Mesmo sendo completamente diferentes, Aristóteles e Dante iniciam um companheirismo muito especial. Aristóteles enxerga em Dante tudo o que ele queria ser, o que vira o seu mundo totalmente de cabeça para baixo.

Crítica

A descoberta da sexualidade tem sido um tema recorrente na ficção – seja cinema, teatro ou literatura, por exemplo – há décadas, senão séculos. Poucos destes que optaram por se aventurar pelos meandros comportados entre a ignorância e a surpresa percorreram este caminho de maneira tão discreta e sem maiores alardes, seja para o drama ou para a comédia, quanto Os Segredos do Universo, longa da diretora e roteirista Aitch Alberto baseado no romance Aristóteles e Dante Descobrem os Segredos do Universo, de Benjamin Alire Sáenz. Há diversos títulos que podem ser citados como referência para esta obra mais recente, de Conta Comigo (1986) – pela relação fraternal entre meninos – a As Vantagens de Ser Invisível (2012) – pelo modo como se dá relação entre jovens de diferentes orientações sexuais. No entanto, se por um lado estas influências se mostram latentes e, portanto, aproveitadas com propriedade, da mesma forma se revelam por demais adequadas, como se citadas em um encaixe preciso, mas carente de um elemento extra que lhe confira a originalidade necessária para se destacar em uma linhagem por demais extensa. Está tudo no lugar certo, menos o caos na medida certa que possa lhe dotar da personalidade suficiente para ir além da mera reprodução de dilemas já conhecidos.

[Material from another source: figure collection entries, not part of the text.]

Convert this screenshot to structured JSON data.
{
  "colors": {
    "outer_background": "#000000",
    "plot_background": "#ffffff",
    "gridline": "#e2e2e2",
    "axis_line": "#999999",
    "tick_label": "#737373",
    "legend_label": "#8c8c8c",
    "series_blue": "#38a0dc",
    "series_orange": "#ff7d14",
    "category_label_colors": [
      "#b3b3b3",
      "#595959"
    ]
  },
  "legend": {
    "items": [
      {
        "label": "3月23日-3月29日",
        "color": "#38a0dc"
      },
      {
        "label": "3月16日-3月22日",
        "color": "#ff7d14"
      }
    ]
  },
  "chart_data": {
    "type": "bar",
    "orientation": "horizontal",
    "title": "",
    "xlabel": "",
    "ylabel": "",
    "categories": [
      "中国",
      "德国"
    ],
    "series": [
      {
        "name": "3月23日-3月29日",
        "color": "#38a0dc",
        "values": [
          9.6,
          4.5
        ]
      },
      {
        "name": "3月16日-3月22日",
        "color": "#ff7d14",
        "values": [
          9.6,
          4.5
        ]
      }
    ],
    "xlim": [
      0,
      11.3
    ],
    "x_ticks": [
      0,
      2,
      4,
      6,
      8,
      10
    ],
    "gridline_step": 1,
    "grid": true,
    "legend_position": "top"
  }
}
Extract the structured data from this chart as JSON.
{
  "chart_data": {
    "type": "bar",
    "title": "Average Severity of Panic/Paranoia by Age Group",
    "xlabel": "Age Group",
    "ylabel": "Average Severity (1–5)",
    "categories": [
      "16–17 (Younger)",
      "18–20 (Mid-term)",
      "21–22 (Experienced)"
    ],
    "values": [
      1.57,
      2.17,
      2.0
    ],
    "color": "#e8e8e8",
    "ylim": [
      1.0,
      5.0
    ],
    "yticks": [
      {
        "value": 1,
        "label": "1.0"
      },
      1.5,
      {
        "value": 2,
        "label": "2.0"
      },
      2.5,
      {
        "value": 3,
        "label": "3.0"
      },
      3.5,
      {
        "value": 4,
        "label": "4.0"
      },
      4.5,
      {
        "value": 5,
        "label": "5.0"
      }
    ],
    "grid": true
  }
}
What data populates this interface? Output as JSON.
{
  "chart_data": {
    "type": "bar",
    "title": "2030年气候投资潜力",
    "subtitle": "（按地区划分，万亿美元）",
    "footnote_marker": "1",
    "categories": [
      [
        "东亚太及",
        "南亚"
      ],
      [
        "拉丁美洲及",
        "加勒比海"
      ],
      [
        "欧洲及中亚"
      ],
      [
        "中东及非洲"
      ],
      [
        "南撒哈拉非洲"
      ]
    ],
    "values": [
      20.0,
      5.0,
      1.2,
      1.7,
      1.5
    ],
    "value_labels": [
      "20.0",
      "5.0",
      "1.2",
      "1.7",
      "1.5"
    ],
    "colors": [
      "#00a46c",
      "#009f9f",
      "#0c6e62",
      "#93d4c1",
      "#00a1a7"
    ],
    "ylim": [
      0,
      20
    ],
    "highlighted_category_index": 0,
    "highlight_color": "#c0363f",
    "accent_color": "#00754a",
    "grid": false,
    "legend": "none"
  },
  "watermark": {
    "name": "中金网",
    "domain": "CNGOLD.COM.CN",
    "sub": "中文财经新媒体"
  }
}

Aristóteles Mendoza (o estreante Max Pelayo) é um menino absolutamente normal, para o bem – e para o mal – que isso possa significar. É mais um dentre tantos na escola, com pais que enfrentam dificuldades não mais do que as esperadas e que vê o fim das aulas, e a consequente chegada do verão, como uma oportunidade de se afastar dos problemas (bullying, cobranças) e se concentrar no que quer para sua vida. Essa falta de conexão com o mundo ao seu redor começa a se amenizar ao conhecer Dante Quintana (Reese Gonzales, visto em séries como A Lista Terminal, 2022, e Young Sheldon, 2022). Este, por sua vez, age como não se importasse com mais ninguém, ciente de não se encaixar nos padrões pré-estabelecidos, mas favorecido pela segurança que vem de casa, de uma família afetuosa e independente. Os dois logo se tornam próximos, mas essa relação não deverá durar por muito tempo – ou mais ou menos isso. Dante e seus pais estão de partida, e durante o período em que estarão ausentes, Aristóteles aproveitará para usar o aprendizado que teve com o amigo para seguir com suas próprias pernas. Mas um eventual – e até mesmo aguardado – reencontro entre os dois não será tão tranquilo quanto ambos poderiam ter esperado.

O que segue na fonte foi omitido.